Die Auslegung der neuen UWG Regelung scheint nun zu einem Dauerzwist zwischen dem Landgericht und dem Oberlandesgericht in Düsseldorf zu führen. Denn inzwischen hat das LG Düsseldorf in einem weiteren Fall zu dieser Frage geurteilt damit und darin seine im Januar geäußerte Auslegung wiederholt. Eine über die identifizierten missbrauchsanfälligen Fälle hinausreichende Abschaffung des Gerichtsstands des Begehungsortes für alle Formen online begangener geschäftlicher Handlungen verbiete sich als Auslegung an dem weiten, nur vermeintlich eindeutigen Wortlaut, so kritisierte das LG Düsseldorf wörtlich den § 14 Abs. 2 UWG n.F. in seiner Entscheidung vom 21. Mai 2021 (38 O 3/21).
Eine gerichtliche Zuständigkeit nach § 14 Absatz 2 Satz 3 Nr. 1 UWG, welche sich nach dem Wohnsitz des Beklagten richtet, gelte ausschließlich für „Zuwiderhandlungen bei denen der geltend gemachte Rechtsverstoß tatbestandlich an ein Handeln im elektronischen Geschäftsverkehr oder in Telemedien anknüpft“, schränkte das LG Düsseldorf den § 14 Abs. 2 UWG n.F. ein.
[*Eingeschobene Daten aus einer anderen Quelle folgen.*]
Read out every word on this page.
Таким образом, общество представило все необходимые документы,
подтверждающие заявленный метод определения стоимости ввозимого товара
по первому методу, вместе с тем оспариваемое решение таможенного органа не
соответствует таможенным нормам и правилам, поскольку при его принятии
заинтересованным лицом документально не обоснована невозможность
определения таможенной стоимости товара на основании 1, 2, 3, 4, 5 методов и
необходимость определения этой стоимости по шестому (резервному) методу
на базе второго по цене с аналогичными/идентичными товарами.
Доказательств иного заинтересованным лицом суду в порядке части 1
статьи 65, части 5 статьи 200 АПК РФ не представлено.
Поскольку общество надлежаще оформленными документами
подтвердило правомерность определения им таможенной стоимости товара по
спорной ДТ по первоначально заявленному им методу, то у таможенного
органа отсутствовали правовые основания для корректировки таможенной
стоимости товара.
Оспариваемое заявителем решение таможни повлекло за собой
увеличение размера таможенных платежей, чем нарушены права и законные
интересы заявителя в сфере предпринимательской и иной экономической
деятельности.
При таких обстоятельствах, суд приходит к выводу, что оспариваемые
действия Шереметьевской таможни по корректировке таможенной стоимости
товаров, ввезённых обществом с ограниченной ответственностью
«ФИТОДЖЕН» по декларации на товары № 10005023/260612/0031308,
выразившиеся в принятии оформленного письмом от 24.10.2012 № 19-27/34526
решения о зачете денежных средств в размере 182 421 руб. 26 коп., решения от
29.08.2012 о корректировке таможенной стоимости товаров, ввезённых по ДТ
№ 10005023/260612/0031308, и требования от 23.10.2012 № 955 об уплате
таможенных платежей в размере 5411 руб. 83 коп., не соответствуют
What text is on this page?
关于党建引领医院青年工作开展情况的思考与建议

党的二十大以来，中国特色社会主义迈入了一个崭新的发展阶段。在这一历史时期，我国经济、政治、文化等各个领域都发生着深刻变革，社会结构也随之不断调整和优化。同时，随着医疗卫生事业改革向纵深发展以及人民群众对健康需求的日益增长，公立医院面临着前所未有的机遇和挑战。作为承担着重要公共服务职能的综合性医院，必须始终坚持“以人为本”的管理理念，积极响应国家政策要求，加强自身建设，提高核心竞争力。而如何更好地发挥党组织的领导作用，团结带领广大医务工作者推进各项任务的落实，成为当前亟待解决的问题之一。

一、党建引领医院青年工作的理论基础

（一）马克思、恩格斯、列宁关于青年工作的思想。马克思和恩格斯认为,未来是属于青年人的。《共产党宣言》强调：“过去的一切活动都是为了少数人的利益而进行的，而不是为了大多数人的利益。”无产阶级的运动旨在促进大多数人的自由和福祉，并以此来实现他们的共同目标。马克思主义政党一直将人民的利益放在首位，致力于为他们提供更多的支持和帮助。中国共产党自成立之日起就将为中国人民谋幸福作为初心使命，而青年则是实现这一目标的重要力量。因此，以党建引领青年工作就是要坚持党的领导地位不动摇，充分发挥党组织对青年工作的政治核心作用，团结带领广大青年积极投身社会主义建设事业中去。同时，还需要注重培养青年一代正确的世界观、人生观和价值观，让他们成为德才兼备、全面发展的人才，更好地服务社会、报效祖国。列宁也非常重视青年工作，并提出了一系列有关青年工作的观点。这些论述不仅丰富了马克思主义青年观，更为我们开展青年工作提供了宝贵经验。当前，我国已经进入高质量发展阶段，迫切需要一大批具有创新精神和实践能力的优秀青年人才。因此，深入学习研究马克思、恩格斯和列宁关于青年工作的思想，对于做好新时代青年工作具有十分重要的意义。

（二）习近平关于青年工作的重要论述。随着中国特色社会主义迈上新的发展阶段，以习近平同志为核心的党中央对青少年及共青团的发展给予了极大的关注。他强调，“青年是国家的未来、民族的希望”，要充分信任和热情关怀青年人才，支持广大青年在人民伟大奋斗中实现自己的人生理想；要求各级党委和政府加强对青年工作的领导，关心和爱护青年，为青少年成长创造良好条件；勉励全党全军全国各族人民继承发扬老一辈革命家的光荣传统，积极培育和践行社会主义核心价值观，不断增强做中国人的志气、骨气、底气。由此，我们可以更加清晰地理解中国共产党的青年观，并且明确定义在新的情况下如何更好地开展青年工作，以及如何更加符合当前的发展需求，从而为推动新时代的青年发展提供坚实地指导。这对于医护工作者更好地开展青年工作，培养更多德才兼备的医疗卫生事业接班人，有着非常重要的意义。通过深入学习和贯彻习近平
Verstöße gegen das lauterkeitsrechtliche Irreführungsverbot aus §§ 5, 5a UWG seien daher nicht von dem Ausschlusstatbestand des § 14 Absatz 2 Satz 3 Nr. 1 UWG n.F. umfasst, urteilte das Landgericht, da Verstöße gegen §§ 5, 5a UWG tatbestandlich keinen Verbreitungsweg über das Internet vorsehen und sie in der Regel ernstzunehmende Rechtsverstöße mit oftmals großer Wirtschaftskraft der großen globalen Digitalunternehmen sind, keineswegs leichte Verstöße für missbräuchliche Massenabmahnungen.
Übrigens war auch das LG Frankfurt in seiner Entscheidung vom 11. Mai 2021 (3-06 O 14/21) der Ansicht, dass es dem Wortlaut des § 14 Abs. 2 UWG n.F. an einer notwendigen Eindeutigkeit fehle, was an der Doppelung der Begriffe „elektronischer Geschäftsverkehr“ und „Telemedien“ erkennbar sei. Es bezog jedoch keine eigene abschließende Position zu der Auslegung von § 14 Absatz 2 Satz 3 Nr. 1 UWG n.F. Stattdessen verwies das LG Frankfurt darauf, da der Kläger denselben Streitgegenstand zur rechtlichen Überprüfung stellte, war der Anspruch zurecht vor dem LG Frankfurt geltend gemacht worden – schließlich seien das örtlich zuständige Gericht bei einer Klage mit einem einheitlichen prozessualen Anspruch den Rechtsstreit nicht nur unter dem Gesichtspunkt der unerlaubten Handlung, sondern unter allen in Betracht kommenden rechtlichen Gesichtspunkten zu prüfen und zu entscheiden (BGH NJW 2003, 828).